We do this: Set $S_0=[a,b]$. Then $S_0$ satisfies properties (i), (ii) and (iii). To construct $S_{n+1}$ from a given $S_n$ which satisfies assumption (i), (ii) and (iii), we find the least $k$ such that $q_k\in S_n$ (which exists by assumption (ii)). By assumption (iii), $q_k$ is not on the boundary, hence is in the interior of $S_n$. So we can find an open interval $(r,s)$ with irrational endpoints lying in the interior of $S_n$, i.e. $r, s \in {S_n}^{\circ} \backslash \mathbb{Q}$. Set $S_{n+1} = S_n \backslash (r,s)$. We see that $S_{n+1}$ is compact by assumption (i), $S_n$ has nonempty interior because some small interval $(r-\delta, r] \subseteq S_{n+1}$ and $\partial S_{n+1} = \partial S_n \cup \{r,s\}$ consists of irrational points. So assumptions (iii) and (iv) hold for $S_{n+1}$.

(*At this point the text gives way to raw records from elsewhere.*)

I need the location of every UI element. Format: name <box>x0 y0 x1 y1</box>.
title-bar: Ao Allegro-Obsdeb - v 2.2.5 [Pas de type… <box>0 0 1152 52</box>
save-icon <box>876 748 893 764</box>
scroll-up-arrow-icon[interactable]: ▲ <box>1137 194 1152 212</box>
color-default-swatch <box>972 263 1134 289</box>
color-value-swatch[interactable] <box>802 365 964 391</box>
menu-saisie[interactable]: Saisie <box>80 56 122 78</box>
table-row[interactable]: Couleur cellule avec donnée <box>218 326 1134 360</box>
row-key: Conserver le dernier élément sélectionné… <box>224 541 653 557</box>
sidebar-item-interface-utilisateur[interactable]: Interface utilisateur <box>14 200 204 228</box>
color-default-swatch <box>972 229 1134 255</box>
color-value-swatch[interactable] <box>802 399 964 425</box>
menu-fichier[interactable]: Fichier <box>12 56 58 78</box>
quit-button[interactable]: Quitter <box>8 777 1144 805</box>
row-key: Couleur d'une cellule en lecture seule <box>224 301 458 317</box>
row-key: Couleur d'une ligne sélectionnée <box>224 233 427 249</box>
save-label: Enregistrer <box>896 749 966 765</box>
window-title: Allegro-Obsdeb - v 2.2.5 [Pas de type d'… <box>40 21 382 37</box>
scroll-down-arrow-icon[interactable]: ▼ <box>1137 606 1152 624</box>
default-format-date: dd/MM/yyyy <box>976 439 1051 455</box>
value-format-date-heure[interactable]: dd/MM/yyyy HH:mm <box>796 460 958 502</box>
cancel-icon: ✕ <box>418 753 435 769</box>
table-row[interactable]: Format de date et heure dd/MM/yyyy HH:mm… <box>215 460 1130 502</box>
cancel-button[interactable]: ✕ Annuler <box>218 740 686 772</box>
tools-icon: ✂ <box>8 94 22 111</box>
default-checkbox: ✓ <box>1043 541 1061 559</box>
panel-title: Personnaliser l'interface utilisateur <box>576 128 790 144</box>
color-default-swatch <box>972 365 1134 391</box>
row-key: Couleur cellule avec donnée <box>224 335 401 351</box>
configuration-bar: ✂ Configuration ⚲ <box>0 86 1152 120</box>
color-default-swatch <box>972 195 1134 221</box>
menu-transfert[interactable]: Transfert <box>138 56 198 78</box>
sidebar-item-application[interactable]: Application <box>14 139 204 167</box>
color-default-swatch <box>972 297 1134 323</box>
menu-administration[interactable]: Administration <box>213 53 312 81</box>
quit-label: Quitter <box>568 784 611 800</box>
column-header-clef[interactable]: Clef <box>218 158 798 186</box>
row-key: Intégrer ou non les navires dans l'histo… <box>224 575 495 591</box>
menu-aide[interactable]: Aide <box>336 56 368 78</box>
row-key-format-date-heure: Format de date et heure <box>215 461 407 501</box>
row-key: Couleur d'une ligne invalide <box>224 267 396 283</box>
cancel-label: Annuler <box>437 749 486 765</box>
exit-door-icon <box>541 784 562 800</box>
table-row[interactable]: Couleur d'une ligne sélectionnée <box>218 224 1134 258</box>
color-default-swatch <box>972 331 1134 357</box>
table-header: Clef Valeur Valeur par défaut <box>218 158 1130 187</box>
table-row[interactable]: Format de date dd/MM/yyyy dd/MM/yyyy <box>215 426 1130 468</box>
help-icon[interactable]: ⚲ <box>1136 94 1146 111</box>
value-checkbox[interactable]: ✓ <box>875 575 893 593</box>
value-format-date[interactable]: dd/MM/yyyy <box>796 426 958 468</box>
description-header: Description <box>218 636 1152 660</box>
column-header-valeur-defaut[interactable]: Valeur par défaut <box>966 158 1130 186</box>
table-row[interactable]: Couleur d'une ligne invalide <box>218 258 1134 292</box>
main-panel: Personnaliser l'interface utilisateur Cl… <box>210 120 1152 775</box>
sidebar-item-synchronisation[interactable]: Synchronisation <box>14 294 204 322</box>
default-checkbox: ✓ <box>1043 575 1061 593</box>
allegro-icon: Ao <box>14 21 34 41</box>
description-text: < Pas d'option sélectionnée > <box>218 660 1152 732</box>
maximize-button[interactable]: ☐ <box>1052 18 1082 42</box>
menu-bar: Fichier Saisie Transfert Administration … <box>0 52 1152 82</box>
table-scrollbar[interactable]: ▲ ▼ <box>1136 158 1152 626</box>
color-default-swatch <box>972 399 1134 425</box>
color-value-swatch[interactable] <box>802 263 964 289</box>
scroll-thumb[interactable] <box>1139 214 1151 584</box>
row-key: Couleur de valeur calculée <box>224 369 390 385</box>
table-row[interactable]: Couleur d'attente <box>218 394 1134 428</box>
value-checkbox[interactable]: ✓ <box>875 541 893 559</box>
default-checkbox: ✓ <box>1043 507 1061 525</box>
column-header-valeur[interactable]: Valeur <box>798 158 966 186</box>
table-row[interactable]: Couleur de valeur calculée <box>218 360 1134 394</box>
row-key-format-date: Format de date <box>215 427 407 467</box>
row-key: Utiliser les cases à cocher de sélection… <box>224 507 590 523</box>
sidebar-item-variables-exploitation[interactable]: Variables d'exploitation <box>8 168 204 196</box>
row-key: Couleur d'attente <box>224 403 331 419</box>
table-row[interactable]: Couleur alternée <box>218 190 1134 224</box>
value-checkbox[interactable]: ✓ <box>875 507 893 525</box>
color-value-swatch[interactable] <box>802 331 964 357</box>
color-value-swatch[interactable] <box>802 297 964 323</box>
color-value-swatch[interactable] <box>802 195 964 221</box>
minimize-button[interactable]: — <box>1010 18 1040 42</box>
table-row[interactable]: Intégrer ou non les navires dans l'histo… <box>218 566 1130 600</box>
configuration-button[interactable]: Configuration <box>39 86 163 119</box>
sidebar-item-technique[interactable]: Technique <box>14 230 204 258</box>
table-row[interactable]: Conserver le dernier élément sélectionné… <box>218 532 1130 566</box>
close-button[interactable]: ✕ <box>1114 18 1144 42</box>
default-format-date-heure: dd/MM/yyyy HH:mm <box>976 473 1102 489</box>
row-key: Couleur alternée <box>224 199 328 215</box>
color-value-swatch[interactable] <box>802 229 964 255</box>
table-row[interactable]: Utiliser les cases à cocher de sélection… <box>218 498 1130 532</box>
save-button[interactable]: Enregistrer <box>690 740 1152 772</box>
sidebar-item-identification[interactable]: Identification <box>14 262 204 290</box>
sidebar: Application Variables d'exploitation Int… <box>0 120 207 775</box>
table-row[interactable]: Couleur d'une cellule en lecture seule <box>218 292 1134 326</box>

Let $S = \cap_{n=0}^\infty S_n$. We claim that $S$ is the desired set: $S$ is nonempty and closed as an intersection of nonempty compact sets. Since at least one rational number is removed from $S_n$ in each step, $q_n \notin S_{n+1}$ hence $S$ contains no rational number. Also, every point in $S$ is a limit point of $S$. To see this, notice that $\partial S_n \subseteq S$ for every $n$. If $x \in S$ is an irrational point which is not a right endpoint of any $S_n$, then for any given $\epsilon > 0$ we can find a rational $q \in [a,b]$ such that $x < q$ and $|x-q| < \epsilon$. Consider the interval $(r,s)$ which contains $q$ being removed in some step. We have $x \leqslant r < q$, and $x \neq r$ because $x$ is not a right endpoint, then $r \in \partial S_n \subseteq S$ for some $n$ and $|x-r| < \epsilon$. Note that by our construction a point cannot be a right endpoint and a left endpoint at the same time, so if $x$ happens to be a right endpoint we can take $q < x$ and consider $q < s < x$, so we have proved that every $x \in S $ is a limit point of $S$. Therefore $S$ is the desired perfect set.